OPEC Output Increases Again, Spurring Renewed Calls for Counter-Actions

by Ship & Bunker News Team
Thursday July 13, 2017

The latest Organization of the Petroleum Exporting Countries (OPEC) report released Wednesday confirmed the worst kept secret among those analyzing the crude market: with yet another increase in output, this time a jump of about 393,500 barrels per day (bpd) to a total of 32.6 million bpd in June, the cartel is simply pumping too much oil.

Libya and Nigeria once again led the increases, but Iraq and Saudi Arabia also boosted production, the latter pumping 10.07 million bpd last month and exceeding its cap for the first time (a phenomenon that Sadad al-Husseini, a former executive vice president at Saudi Arabian Oil Co., attributed to millions of Muslims visiting the Kingdom because of the fasting month of Ramadan).

OPEC in its report admitted that its output exceeded demand in the first half of 2017, and continued increases in U.S. shale means supply will exceed the 32.2 million bpd the cartel expects will be needed next year.

Moreover, the report goes on to note that if current output is sustained, OPEC will oversupply world markets by about 900,000 bpd in the first quarter of next year.

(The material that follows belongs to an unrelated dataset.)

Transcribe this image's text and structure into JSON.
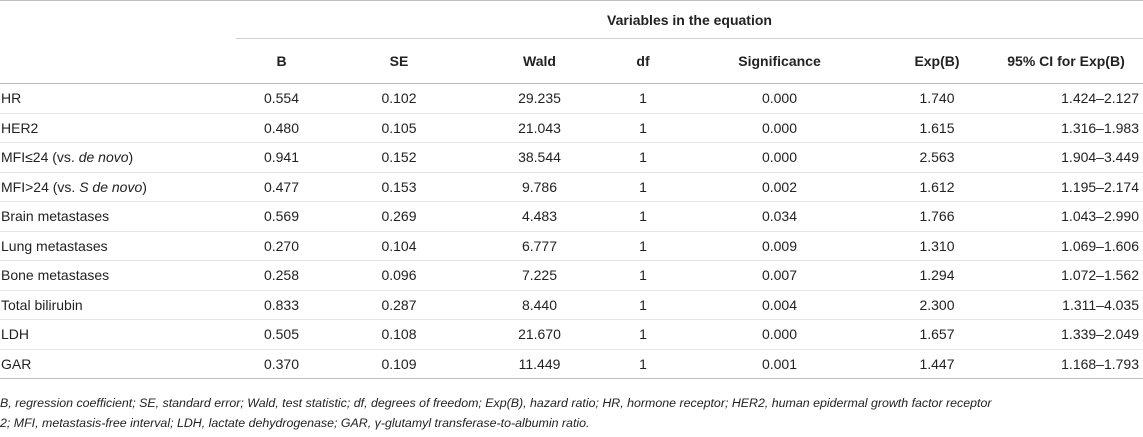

The report was accompanied by more bad news on Wednesday, in the form of Amir Hossein Zamaninia, deputy oil minister for trade and international affairs for Iran, announcing that the Islamic republic's output will rise to about 4 million bpd by the end of this year (it currently produces about 3.8 million bpd).

Still, some experts take a dim view of the prospect that OPEC might consider deepening its cuts in order to improve market conditions: "Even if OPEC countries cut their production further and even if this causes prices to go up for a while, U.S. production will come to pressure the prices once again,” said Fatih Birol, executive director of the International Energy Agency.

Still, there's a growing consensus even among the most unlikely of candidates that some form of action must be taken: Emmanuel Kachikwu, oil minister for Nigeria, indicated that he is willing to cap production once his country can pump 1.8 million bpd without incurring militant attacks: “As a serious member of OPEC, we stand ready to support the cuts when we are sure that we can have a stable predictable production; you have to watch it for a couple of months to be sure that what you see as peace is in fact sustained."

Attending the World Petroleum Congress in Istanbul, Alexander Novak, oil minister for Russia, said of the OPEC cutback initiative, "If necessary, we can extend the agreement; if necessary, we can increase the amounts that need to be reduced or on the contrary, we can move to reduce them."

And then there are the ceaseless predictions that U.S. shale is heading for a drop, the latest forecast coming from Dan Yergin, vice chairman at IHS Markit, who told CNBC, "We will still see U.S. shale continuing to grow and being an important part of the supply, but I think this year you've got this really powerful rebound and it's baked in for the rest of the year."

He added that shale will experience "nowhere near as much growth" in 2018.

It's interesting to note that Yergin and Novak made headlines earlier this week by seeming to offer a new mindset with regards to the crude market, with both of them suggesting that oil in the $50s is the new norm and a fair value for the commodity.